Stranger: yes i do but that is besides the point
You: I wish you were beside my point, or, even better, on it.
Stranger: i dont just give it away like that
You: You should.
Stranger: why so you can get off?
You: So you can make some Oirishman happy. If you had sex with every man, the World would be a better place.
Stranger: thanks but i havent
You: Haven’t what?
Stranger: had sex with the world
You: Give it a try. You could stop all terrorism if you just had sex with all the terrorists. It is your duty.
Stranger: one at a time or all at once
You: Whichever you would feel more comfortable with.
Stranger: do you have anygood links to gangbangs iv always dreamt about having a gangbang
Stranger: just me with a load of men
You: Whore. Are you trying to make me cum or something?
Stranger: no im being serious give me some good links
Stranger: ill make you a deal give me some good links and ill make you cum over and over
You: It’s the Internet. It is not hard to find pornography on the Internet.
Stranger: i have looked but i thought a sexually frustrated man like you might know a link or too
You: Nothing springs to mind.
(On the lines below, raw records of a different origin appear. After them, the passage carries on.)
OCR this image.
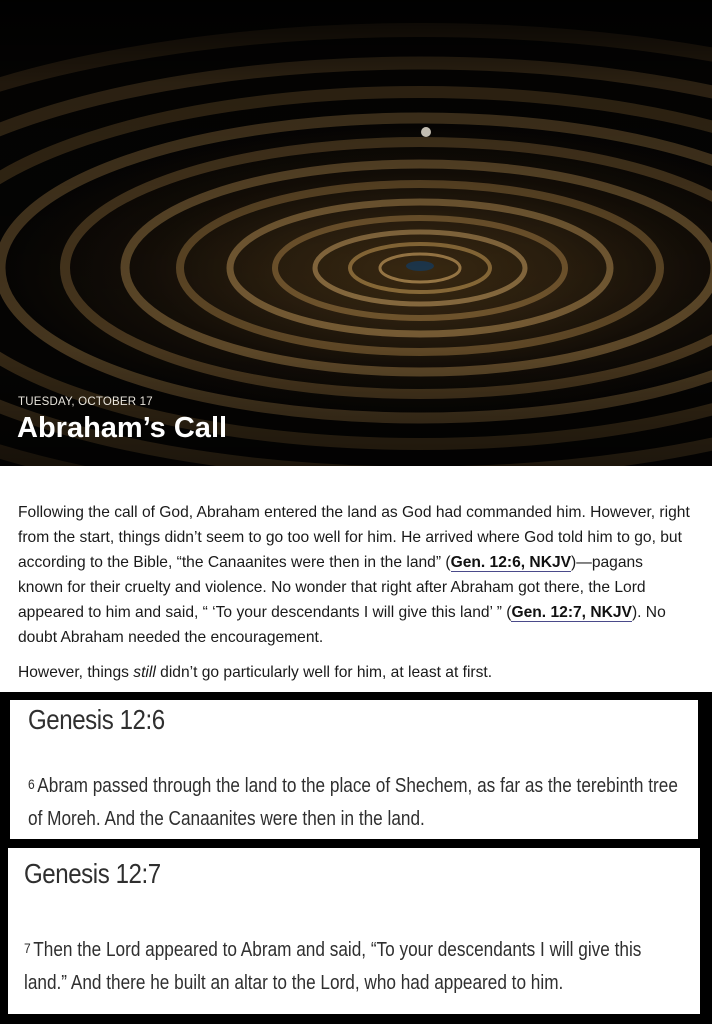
TUESDAY, OCTOBER 17
Abraham’s Call

Following the call of God, Abraham entered the land as God had commanded him. However, right from the start, things didn’t seem to go too well for him. He arrived where God told him to go, but according to the Bible, “the Canaanites were then in the land” (Gen. 12:6, NKJV)—pagans known for their cruelty and violence. No wonder that right after Abraham got there, the Lord appeared to him and said, “ ‘To your descendants I will give this land’ ” (Gen. 12:7, NKJV). No doubt Abraham needed the encouragement.

However, things still didn’t go particularly well for him, at least at first.

Genesis 12:6
$^6$ Abram passed through the land to the place of Shechem, as far as the terebinth tree of Moreh. And the Canaanites were then in the land.
Genesis 12:7
$^7$ Then the Lord appeared to Abram and said, “To your descendants I will give this land.” And there he built an altar to the Lord, who had appeared to him.
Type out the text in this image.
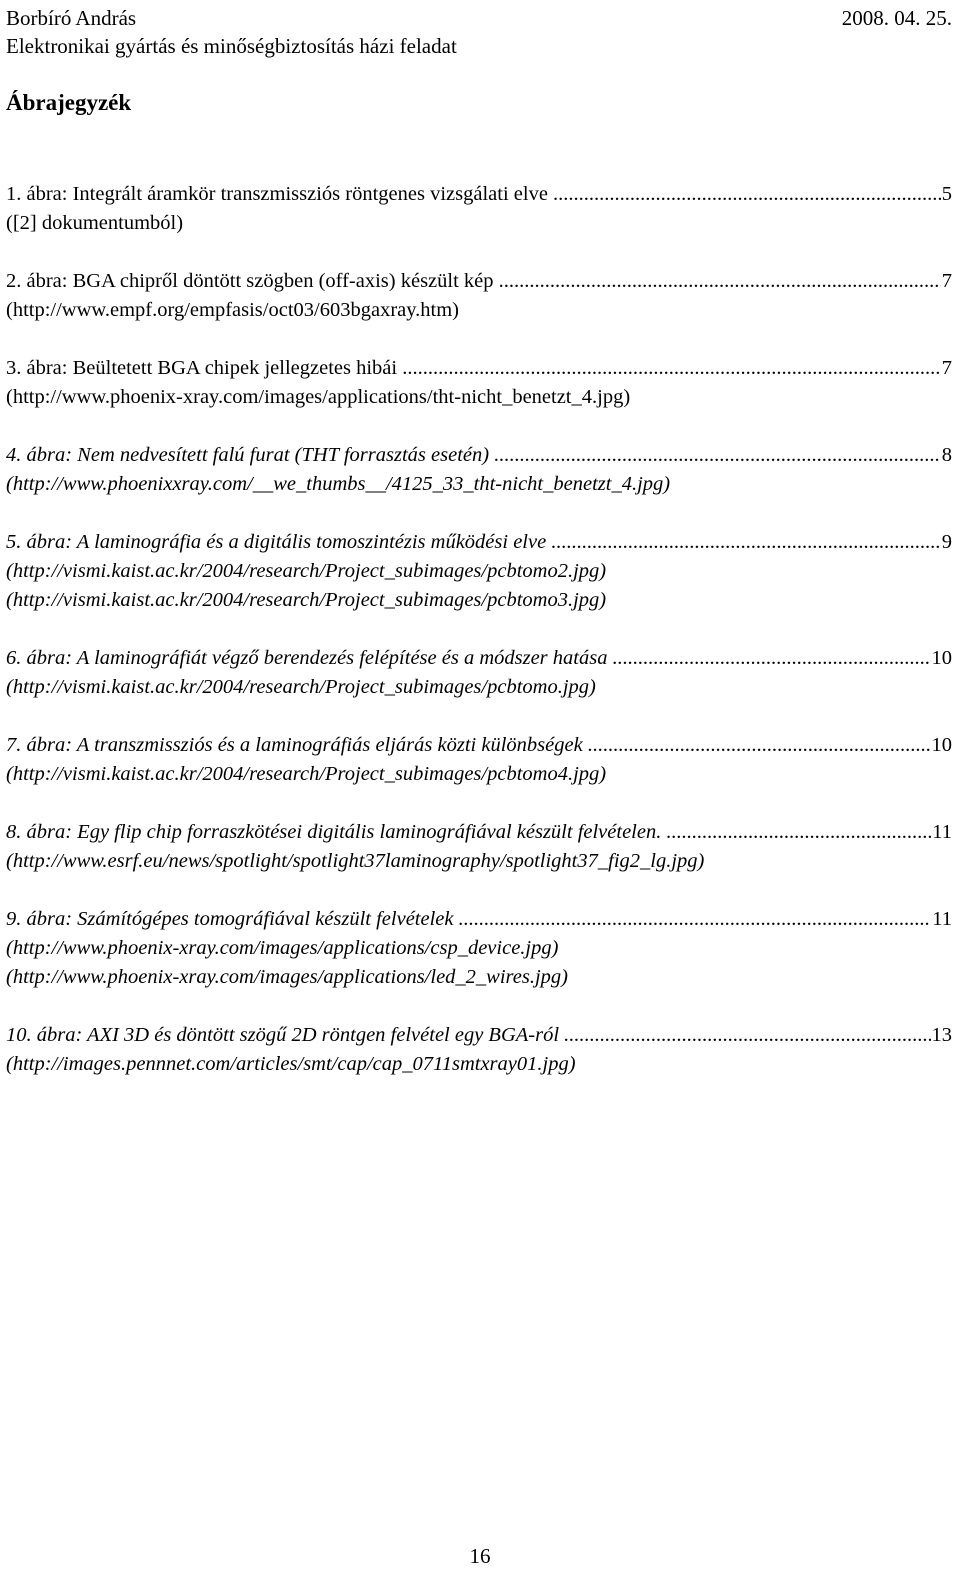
Borbíró András	2008. 04. 25.
Elektronikai gyártás és minőségbiztosítás házi feladat
Ábrajegyzék
1. ábra: Integrált áramkör transzmissziós röntgenes vizsgálati elve .....	5
([2] dokumentumból)
2. ábra: BGA chipről döntött szögben (off-axis) készült kép .....	7
(http://www.empf.org/empfasis/oct03/603bgaxray.htm)
3. ábra: Beültetett BGA chipek jellegzetes hibái .....	7
(http://www.phoenix-xray.com/images/applications/tht-nicht_benetzt_4.jpg)
4. ábra: Nem nedvesített falú furat (THT forrasztás esetén) .....	8
(http://www.phoenixxray.com/__we_thumbs__/4125_33_tht-nicht_benetzt_4.jpg)
5. ábra: A laminográfia és a digitális tomoszintézis működési elve .....	9
(http://vismi.kaist.ac.kr/2004/research/Project_subimages/pcbtomo2.jpg)
(http://vismi.kaist.ac.kr/2004/research/Project_subimages/pcbtomo3.jpg)
6. ábra: A laminográfiát végző berendezés felépítése és a módszer hatása .....	10
(http://vismi.kaist.ac.kr/2004/research/Project_subimages/pcbtomo.jpg)
7. ábra: A transzmissziós és a laminográfiás eljárás közti különbségek .....	10
(http://vismi.kaist.ac.kr/2004/research/Project_subimages/pcbtomo4.jpg)
8. ábra: Egy flip chip forraszkötései digitális laminográfiával készült felvételen. .....	11
(http://www.esrf.eu/news/spotlight/spotlight37laminography/spotlight37_fig2_lg.jpg)
9. ábra: Számítógépes tomográfiával készült felvételek .....	11
(http://www.phoenix-xray.com/images/applications/csp_device.jpg)
(http://www.phoenix-xray.com/images/applications/led_2_wires.jpg)
10. ábra: AXI 3D és döntött szögű 2D röntgen felvétel egy BGA-ról .....	13
(http://images.pennnet.com/articles/smt/cap/cap_0711smtxray01.jpg)
16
Just go out and have a gangbang. It is easy for a woman.
Stranger: no its not
Stranger: i mean how are you suppose to find a couple of strong well hung men to satify me without it getting out and about
You: Wear a mask.
Stranger: ok ok
Stranger: want help getting off
You: No thanks. As I say, this is the Internet. I can find all sorts of stuff on here.
Stranger: then why have you spent the last half hour talking pointless shit with me
You: Because I love you.
Stranger: you dont even know my name
You: Is it Siobhan O’Murphy?
Stranger: no my first name starts with a?
You: Analwhore?
Stranger: iv never done anal and no
You: Abigayl.
Stranger: no
Stranger: whats your name
You: Lydon.
Stranger: mine is amanda
You: I knew you were a man.
Stranger: haha like i havnt herd that one before
You: Do you look like a man? That might be why.
Stranger: no i dont
You: What do you look like? Got any nude pictures?
Stranger: nope
You: It was worth a try.
Stranger: why are you still talking to me
You: Because you are my soulmate.
Stranger: are you there with your friends timing this or something
You: Friends? I wish.
Stranger:[Textual representation of Jean-Luc Piechart doing his facepalm. It’s too hard to escape all the characters.]
You: And I’m going bald.
Stranger:[textual representation of an incredibly rude erect middle finger]
You: That’s just mean.
Stranger: im board
You: Feel free to leave, babe.
Stranger: im waiting for you to leave
You: No you hang up first.
Stranger: i cant its an ocd thing
You: All my papers are not in alphabetical order. Disconnect.
Stranger: its not that sever you disconnect please
You: I have the same OCD. We will be here forever.
Stranger: DISCONNECT
You: But I like you. I want to be here with you forever.
Stranger: well i was taking this piss muahahahaha
Your conversational partner has disconnected.